En los próximos días, 3.000 militares norteamericanos se desplazarán al África Occidental para ayudar a combatir uno de los enemigos más mortíferos a los que se ha enfrentado nunca el hombre: los virus. Su capacidad de adaptación y resistencia a las armas con las que se les destruye, lo indiscriminado de sus ataques y la radicalidad de sus actuaciones convierten a estos seres dependientes en la mayor amenaza para nuestra especie, excluido el propio ser humano. Aunque comparten el ecosistema, sus reglas del juego son caprichosas y su facilidad para cambiar de fisonomía les hace casi inexpugnables. Este filovirus, al que llevamos soportando cuarenta años, ha estallado con mayor letalidad y extensión ahora, gracias a una cepa que renació en el entorno del río que le dio el nombre y ha dejado de ser endémico para extenderse con rapidez en el continente negro, desde la República del Congo a Guinea Conakry, Liberia, Sierra Leona y Nigeria… pero el enemigo no entiende de fronteras. Por todo ello, a pesar de las alarmas infundadas de la Organización Mundial de la Salud ante epidemias como la gripe aviar o porcina, su alerta mundial por el mayor brote de ébola de la historia no debería minimizarse por nadie, pero menos por quienes vivimos del turismo.

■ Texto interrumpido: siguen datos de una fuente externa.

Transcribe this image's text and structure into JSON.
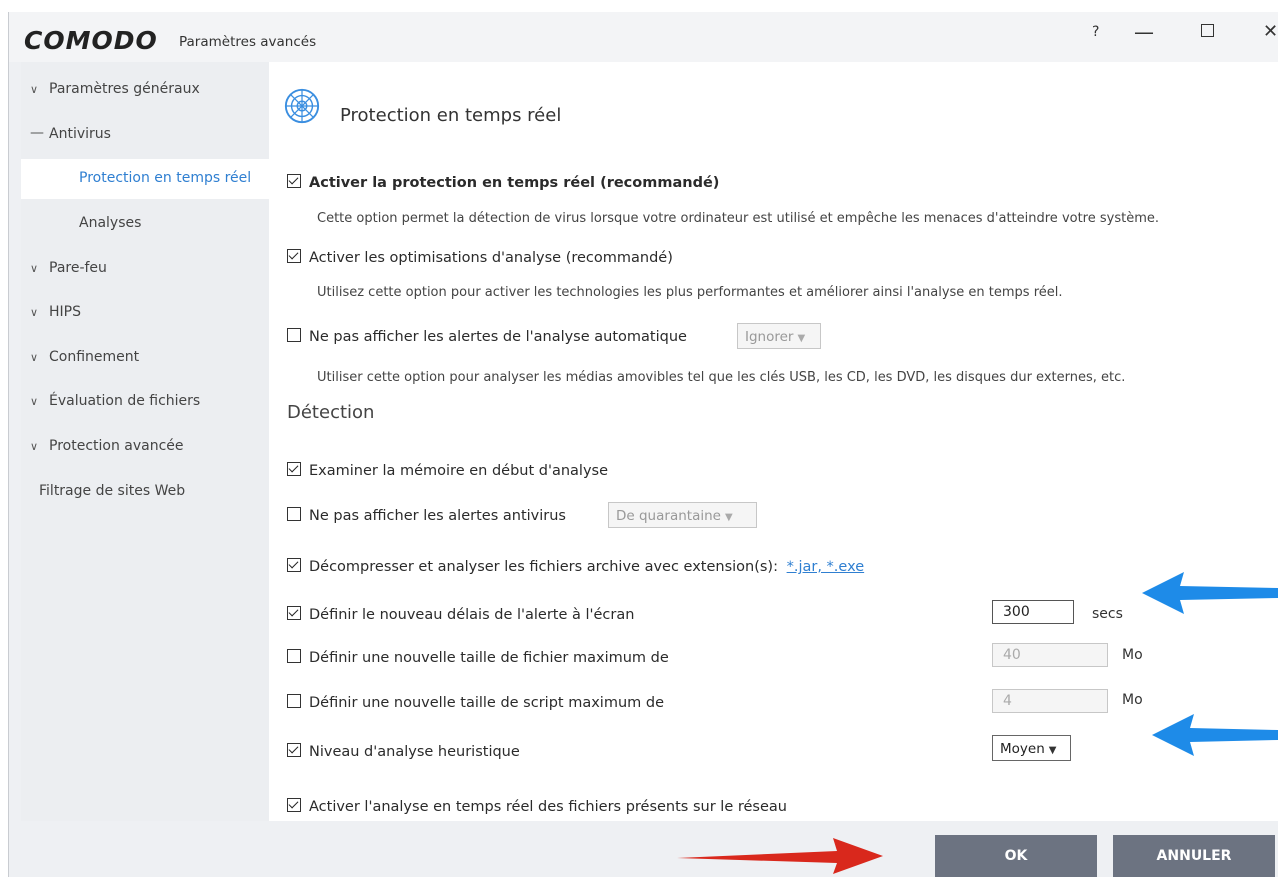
{
  "window": {
    "brand": "COMODO",
    "title": "Paramètres avancés",
    "help": "?",
    "minimize": "—",
    "close": "✕"
  },
  "sidebar": {
    "items": [
      {
        "label": "Paramètres généraux",
        "type": "collapsed"
      },
      {
        "label": "Antivirus",
        "type": "expanded"
      },
      {
        "label": "Protection en temps réel",
        "type": "sub-active"
      },
      {
        "label": "Analyses",
        "type": "sub"
      },
      {
        "label": "Pare-feu",
        "type": "collapsed"
      },
      {
        "label": "HIPS",
        "type": "collapsed"
      },
      {
        "label": "Confinement",
        "type": "collapsed"
      },
      {
        "label": "Évaluation de fichiers",
        "type": "collapsed"
      },
      {
        "label": "Protection avancée",
        "type": "collapsed"
      },
      {
        "label": "Filtrage de sites Web",
        "type": "plain"
      }
    ]
  },
  "main": {
    "title": "Protection en temps réel",
    "options": {
      "realtime": {
        "label": "Activer la protection en temps réel (recommandé)",
        "checked": true,
        "desc": "Cette option permet la détection de virus lorsque votre ordinateur est utilisé et empêche les menaces d'atteindre votre système."
      },
      "optim": {
        "label": "Activer les optimisations d'analyse (recommandé)",
        "checked": true,
        "desc": "Utilisez cette option pour activer les technologies les plus performantes et améliorer ainsi l'analyse en temps réel."
      },
      "noautoalerts": {
        "label": "Ne pas afficher les alertes de l'analyse automatique",
        "checked": false,
        "select": "Ignorer",
        "desc": "Utiliser cette option pour analyser les médias amovibles tel que les clés USB, les CD, les DVD, les disques dur externes, etc."
      }
    },
    "detection": {
      "title": "Détection",
      "memory": {
        "label": "Examiner la mémoire en début d'analyse",
        "checked": true
      },
      "noavalerts": {
        "label": "Ne pas afficher les alertes antivirus",
        "checked": false,
        "select": "De quarantaine"
      },
      "decompress": {
        "label": "Décompresser et analyser les fichiers archive avec extension(s):",
        "checked": true,
        "link": "*.jar, *.exe"
      },
      "alertdelay": {
        "label": "Définir le nouveau délais de l'alerte à l'écran",
        "checked": true,
        "value": "300",
        "unit": "secs"
      },
      "maxfile": {
        "label": "Définir une nouvelle taille de fichier maximum de",
        "checked": false,
        "value": "40",
        "unit": "Mo"
      },
      "maxscript": {
        "label": "Définir une nouvelle taille de script maximum de",
        "checked": false,
        "value": "4",
        "unit": "Mo"
      },
      "heuristic": {
        "label": "Niveau d'analyse heuristique",
        "checked": true,
        "select": "Moyen"
      },
      "network": {
        "label": "Activer l'analyse en temps réel des fichiers présents sur le réseau",
        "checked": true
      }
    }
  },
  "footer": {
    "ok": "OK",
    "cancel": "ANNULER"
  },
  "colors": {
    "accent": "#2f7fd1",
    "button": "#6c7381",
    "annotation_blue": "#1e8be8",
    "annotation_red": "#d9281c"
  }
}
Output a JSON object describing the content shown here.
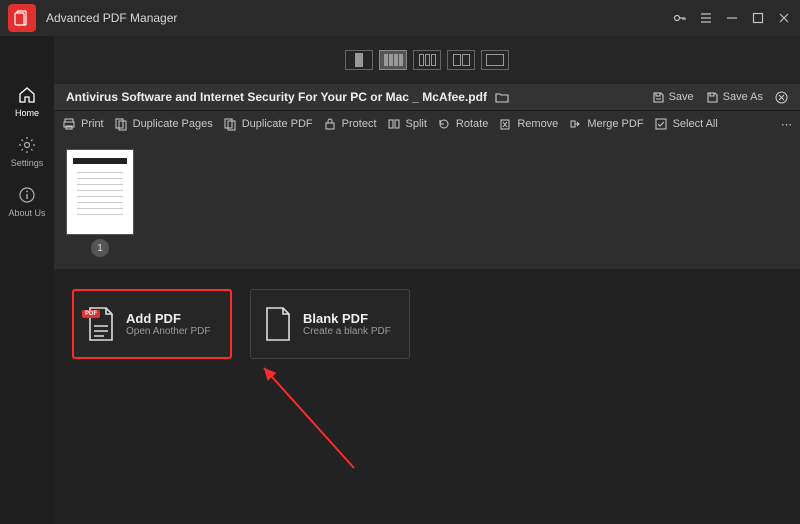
{
  "app": {
    "title": "Advanced PDF Manager"
  },
  "sidebar": {
    "items": [
      {
        "label": "Home"
      },
      {
        "label": "Settings"
      },
      {
        "label": "About Us"
      }
    ]
  },
  "doc": {
    "filename": "Antivirus Software and Internet Security For Your PC or Mac _ McAfee.pdf",
    "save": "Save",
    "saveas": "Save As"
  },
  "toolbar": {
    "print": "Print",
    "duplicate_pages": "Duplicate Pages",
    "duplicate_pdf": "Duplicate PDF",
    "protect": "Protect",
    "split": "Split",
    "rotate": "Rotate",
    "remove": "Remove",
    "merge": "Merge PDF",
    "select_all": "Select All"
  },
  "thumbs": {
    "pages": [
      "1"
    ]
  },
  "cards": {
    "add": {
      "title": "Add PDF",
      "sub": "Open Another PDF",
      "badge": "PDF"
    },
    "blank": {
      "title": "Blank PDF",
      "sub": "Create a blank PDF"
    }
  }
}
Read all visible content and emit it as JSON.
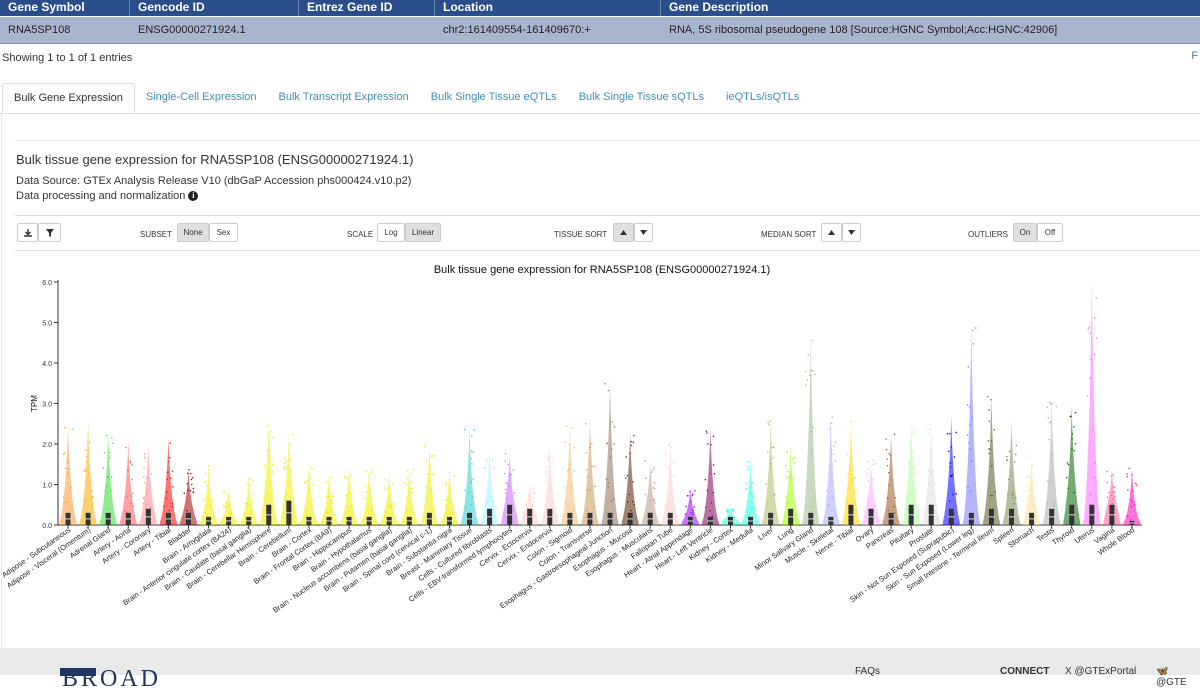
{
  "table": {
    "headers": [
      "Gene Symbol",
      "Gencode ID",
      "Entrez Gene ID",
      "Location",
      "Gene Description"
    ],
    "row": [
      "RNA5SP108",
      "ENSG00000271924.1",
      "",
      "chr2:161409554-161409670:+",
      "RNA, 5S ribosomal pseudogene 108 [Source:HGNC Symbol;Acc:HGNC:42906]"
    ]
  },
  "entries_text": "Showing 1 to 1 of 1 entries",
  "right_mark": "F",
  "tabs": [
    "Bulk Gene Expression",
    "Single-Cell Expression",
    "Bulk Transcript Expression",
    "Bulk Single Tissue eQTLs",
    "Bulk Single Tissue sQTLs",
    "ieQTLs/isQTLs"
  ],
  "active_tab": "Bulk Gene Expression",
  "section_title": "Bulk tissue gene expression for RNA5SP108 (ENSG00000271924.1)",
  "data_source": "Data Source: GTEx Analysis Release V10 (dbGaP Accession phs000424.v10.p2)",
  "data_processing": "Data processing and normalization",
  "toolbar": {
    "subset_label": "SUBSET",
    "subset_none": "None",
    "subset_sex": "Sex",
    "scale_label": "SCALE",
    "scale_log": "Log",
    "scale_linear": "Linear",
    "tissue_sort_label": "TISSUE SORT",
    "median_sort_label": "MEDIAN SORT",
    "outliers_label": "OUTLIERS",
    "outliers_on": "On",
    "outliers_off": "Off",
    "download_icon": "download-icon",
    "filter_icon": "filter-icon"
  },
  "chart_data": {
    "type": "violin",
    "title": "Bulk tissue gene expression for RNA5SP108 (ENSG00000271924.1)",
    "ylabel": "TPM",
    "ylim": [
      0,
      6.0
    ],
    "yticks": [
      "0.0",
      "1.0",
      "2.0",
      "3.0",
      "4.0",
      "5.0",
      "6.0"
    ],
    "categories": [
      "Adipose - Subcutaneous",
      "Adipose - Visceral (Omentum)",
      "Adrenal Gland",
      "Artery - Aorta",
      "Artery - Coronary",
      "Artery - Tibial",
      "Bladder",
      "Brain - Amygdala",
      "Brain - Anterior cingulate cortex (BA24)",
      "Brain - Caudate (basal ganglia)",
      "Brain - Cerebellar Hemisphere",
      "Brain - Cerebellum",
      "Brain - Cortex",
      "Brain - Frontal Cortex (BA9)",
      "Brain - Hippocampus",
      "Brain - Hypothalamus",
      "Brain - Nucleus accumbens (basal ganglia)",
      "Brain - Putamen (basal ganglia)",
      "Brain - Spinal cord (cervical c-1)",
      "Brain - Substantia nigra",
      "Breast - Mammary Tissue",
      "Cells - Cultured fibroblasts",
      "Cells - EBV-transformed lymphocytes",
      "Cervix - Ectocervix",
      "Cervix - Endocervix",
      "Colon - Sigmoid",
      "Colon - Transverse",
      "Esophagus - Gastroesophageal Junction",
      "Esophagus - Mucosa",
      "Esophagus - Muscularis",
      "Fallopian Tube",
      "Heart - Atrial Appendage",
      "Heart - Left Ventricle",
      "Kidney - Cortex",
      "Kidney - Medulla",
      "Liver",
      "Lung",
      "Minor Salivary Gland",
      "Muscle - Skeletal",
      "Nerve - Tibial",
      "Ovary",
      "Pancreas",
      "Pituitary",
      "Prostate",
      "Skin - Not Sun Exposed (Suprapubic)",
      "Skin - Sun Exposed (Lower leg)",
      "Small Intestine - Terminal Ileum",
      "Spleen",
      "Stomach",
      "Testis",
      "Thyroid",
      "Uterus",
      "Vagina",
      "Whole Blood"
    ],
    "colors": [
      "#ff9933",
      "#ffaa00",
      "#33dd33",
      "#ff5555",
      "#ff8888",
      "#ff0000",
      "#aa0000",
      "#eeee00",
      "#eeee00",
      "#eeee00",
      "#eeee00",
      "#eeee00",
      "#eeee00",
      "#eeee00",
      "#eeee00",
      "#eeee00",
      "#eeee00",
      "#eeee00",
      "#eeee00",
      "#eeee00",
      "#33cccc",
      "#aaeeff",
      "#cc66ff",
      "#ffcccc",
      "#ffcccc",
      "#eebb77",
      "#cc9955",
      "#8b7355",
      "#552200",
      "#bb9988",
      "#ffcccc",
      "#9900ff",
      "#7f0055",
      "#22ffdd",
      "#22ffdd",
      "#aabb66",
      "#99ff00",
      "#99bb88",
      "#aaaaff",
      "#ffd700",
      "#ffaaff",
      "#995522",
      "#aaff99",
      "#dddddd",
      "#0000ff",
      "#7777ff",
      "#555522",
      "#778855",
      "#ffdd99",
      "#aaaaaa",
      "#006600",
      "#ff66ff",
      "#ff5599",
      "#ff00bb"
    ],
    "medians": [
      0.3,
      0.3,
      0.3,
      0.3,
      0.4,
      0.3,
      0.3,
      0.2,
      0.2,
      0.2,
      0.5,
      0.6,
      0.2,
      0.2,
      0.2,
      0.2,
      0.2,
      0.2,
      0.3,
      0.2,
      0.3,
      0.4,
      0.5,
      0.4,
      0.4,
      0.3,
      0.3,
      0.3,
      0.3,
      0.3,
      0.3,
      0.2,
      0.2,
      0.2,
      0.2,
      0.3,
      0.4,
      0.3,
      0.2,
      0.5,
      0.4,
      0.3,
      0.5,
      0.5,
      0.4,
      0.3,
      0.4,
      0.4,
      0.3,
      0.4,
      0.5,
      0.5,
      0.5,
      0.1
    ],
    "maxes": [
      2.5,
      2.6,
      2.3,
      2.1,
      2.0,
      2.2,
      1.4,
      1.5,
      0.9,
      1.2,
      2.7,
      2.3,
      1.6,
      1.3,
      1.5,
      1.4,
      1.3,
      1.4,
      2.0,
      1.4,
      2.4,
      1.9,
      1.8,
      1.0,
      1.9,
      2.5,
      2.7,
      3.6,
      2.3,
      1.6,
      2.0,
      0.9,
      2.4,
      0.4,
      1.6,
      2.6,
      2.0,
      4.7,
      2.7,
      2.6,
      1.6,
      2.3,
      2.6,
      2.5,
      2.7,
      4.9,
      3.2,
      2.6,
      1.7,
      3.1,
      3.0,
      6.1,
      1.4,
      1.4
    ]
  },
  "footer": {
    "faqs": "FAQs",
    "connect": "CONNECT",
    "x_handle": "X @GTExPortal",
    "bsky_handle": "@GTE",
    "broad_logo_text": "BROAD"
  }
}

La próxima primavera se cumplirán veinte años desde el estreno de “Estallido”, la película que protagonizara Dustin Hoffman, en la que rebautizó al virus ébola como “Motaba”, pero sin cambiar su fisonomía, mortalidad, transmisión y vía de contagio, para recrear una de las historias más escalofriantes de nuestro tiempo y que está dejando de ser ciencia ficción para convertirse en una tragedia magnitud incalculable. No sólo por las más de dos mil quinientas personas que ya han fallecido por sus efectos, sino por la marginación de quien la padece o el desamparo al que condenamos a quienes no pueden encontrar sanación a cualquier patología, cuando tropiezan con las puertas cerradas de los hospitales por miedo al contagio o la falta de personal competente.
La pasada semana se dispararon las alarmas en nuestras islas y se activó el protocolo de seguridad establecido ante la posibilidad de que los síntomas referidos por dos pacientes correspondieran a una fiebre hemorrágica, añadiendo un ‘suma y sigue’ a la muerte del religioso Jesús Pajares. Descartada ya esa hipótesis, no resulta difícil imaginar el pánico que la confirmación de esa noticia hubiera desatado entre los residentes, la psicosis colectiva contra cualquier posible portador que provocaría confirmar la difusión de la enfermedad y las consecuencias imprevisibles que el impacto informativo provocaría sobre la sostenibilidad de nuestra economía.
Aunque no sea más que leyenda urbana su origen artificial, como parte de la guerra bacteriológica (lo que desmiente su escasa propagación, por la rápida mortalidad) o como parte de la estrategia que le atribuyen a los nuevos “Illuminati” para reducir la demografía en el tercer mundo, no podemos seguir viendo este fenómeno como algo que preocupa a unos miles de infelices que viven lejos y ocupa minutos aislados en algún ‘telediario’ plagado de malos augurios. Si nuestra solidaridad está aletargada por tanto desvarío social y somos incapaces de exigir a nuestros gobernantes una actuación contundente en los focos de la pandemia, aunque sólo sea por egoísmo, no le podremos poner concertinas a este tipo de inmigración y no nos bastará con mandar al ejército entero para evitar que sean muchos habitantes de nuestro gallinero los que sean devorados por el lobo.